Identification of candidate CDKN1C enhancer regions through integration of data of chromosome imbalances, chromatin features and sequence conservation at 11p15.5. The image shows an UCSC Genome Browser screen shot including the most relevant information used to locate the putative enhancers. Three deletions associated with BWS/SRS or severe IUGR1, 2, 10, 11 and two duplications associated with BWS12, 13 are indicated by red and yellow lines, respectively. Dots indicate undefined borders of duplications/deletions. The exons of the Kcnq1 gene (NM_000218) are numbered.15 ICR2 in KCNQ1 intron 10 is shown as an orange box. Green boxes indicate the candidate enhancers (region 1, chr11: 2 846 000–2 849 000; region 2, chr11: 2 798 000–2 807 000; region 3, chr11: 2 552 500–2 556 500 – GRCh37/hg19, February 2009 assembly). No sequence information is available in the rat genome (rn4, November 2004) for the region corresponding to human chr11: 2 622 000–2 788 000. KCDN, KCDNQ1DN. Note that regions 1–3 correspond to evolutionary conserved intronic regions that are enriched in H3K27Ac, H3K4Me1, DNase hypersensitive sites and transcription factors binding as reported by ENCODE (http://genome.ucsc.edu Chr11: 2 450 000–2 920 000; GRCh37/hg19, February 2009 assembly).

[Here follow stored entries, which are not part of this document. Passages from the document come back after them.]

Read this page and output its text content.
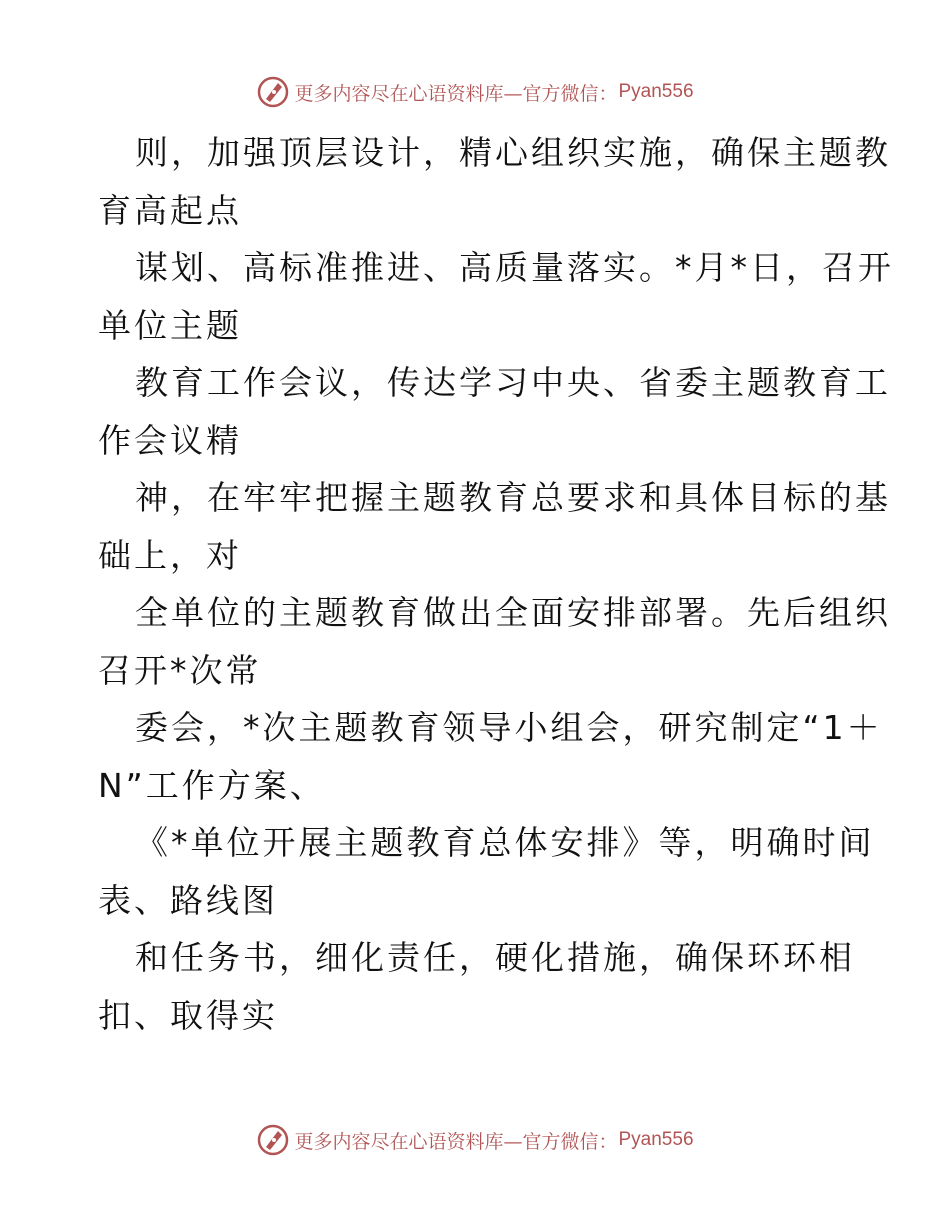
更多内容尽在心语资料库—官方微信： Pyan556
则，加强顶层设计，精心组织实施，确保主题教
育高起点
谋划、高标准推进、高质量落实。*月*日，召开
单位主题
教育工作会议，传达学习中央、省委主题教育工
作会议精
神，在牢牢把握主题教育总要求和具体目标的基
础上，对
全单位的主题教育做出全面安排部署。先后组织
召开*次常
委会，*次主题教育领导小组会，研究制定“1＋
N”工作方案、
《*单位开展主题教育总体安排》等，明确时间
表、路线图
和任务书，细化责任，硬化措施，确保环环相
扣、取得实
更多内容尽在心语资料库—官方微信： Pyan556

In human, rare chromosome imbalances involving ICR2 and different portions of the KCNQ1 gene have been reported associated with BWS/SRS phenotypes and severe IUGR (Figure 1). A deletion of 255–387 kb removing most of KCNQ1 (from intron 1b to intron 14) was first described.10, 11 This deletion results in CDKN1C downregulation and BWS when maternally inherited, but in normal phenotype on paternal transmission. More recently, a 198 kb deletion extending from KCNQ1 intron 9 to exon 15 was found associated with mild BWS when maternally inherited and mild SRS when paternally inherited.1 Finally, a paternal deletion of 60 kb resulting in KCNQ1OT1 silencing and CDKN1C activation was associated with severe and recurrent IUGR.2 The existence of multiple CDKN1C enhancers was originally proposed to explain the phenotypes of the 255–387 kb and 198 kb deletions.1, 11 To reconcile the phenotypes of all three deletions, we now propose that these enhancers are all (or mostly) located within the 255–387 kb deletion, in part within the 198 kb deletion, but none within the 60 kb deletion (Figure 1). So, by eliminating ICR2 but keeping the enhancers on the paternal chromosome, the 60 kb deletion would abolish the silencing effect of the KCNQ1OT1 RNA and lead to CDKN1C activation and severe growth restriction. In contrast, by eliminating one or more enhancers, the larger deletions would result in weaker (198 kb deletion) or no activation (255–387 kb deletion) of the paternal CDKN1C. Interestingly, all the candidate enhancer sequences indicated by the ENCODE data lie outside the 60 kb deletion and likely within the 255–387 kb deletion, but only two of them are within the 198 kb deletion, thus meeting the characteristics proposed for the CDKN1C enhancers. These regions may also be involved in imprinting control, as they are included in two maternal duplications (Figure 1) associated with ICR2 hypomethylation and BWS.12, 13 Intriguingly, region 3 also harbors strong binding sites for CTCF (Supplementary Figure 1), which have been shown to interact with other CTCF binding sequences near CDKN1C, possibly forming higher-order chromatin structures or insulators that may be disrupted by the duplication and result in ICR2 imprinting alteration.14

In conclusion, by integrating information on chromosome rearrangements and chromatin features, we have identified three sequences meeting the features predicted for CDKN1C enhancers that help explain the phenotypes associated with different 11p15.5 deletions. Further experimental work in animal models (transgenic enhancer assays) and in the patients (mutation screening) will possibly confirm their functional role.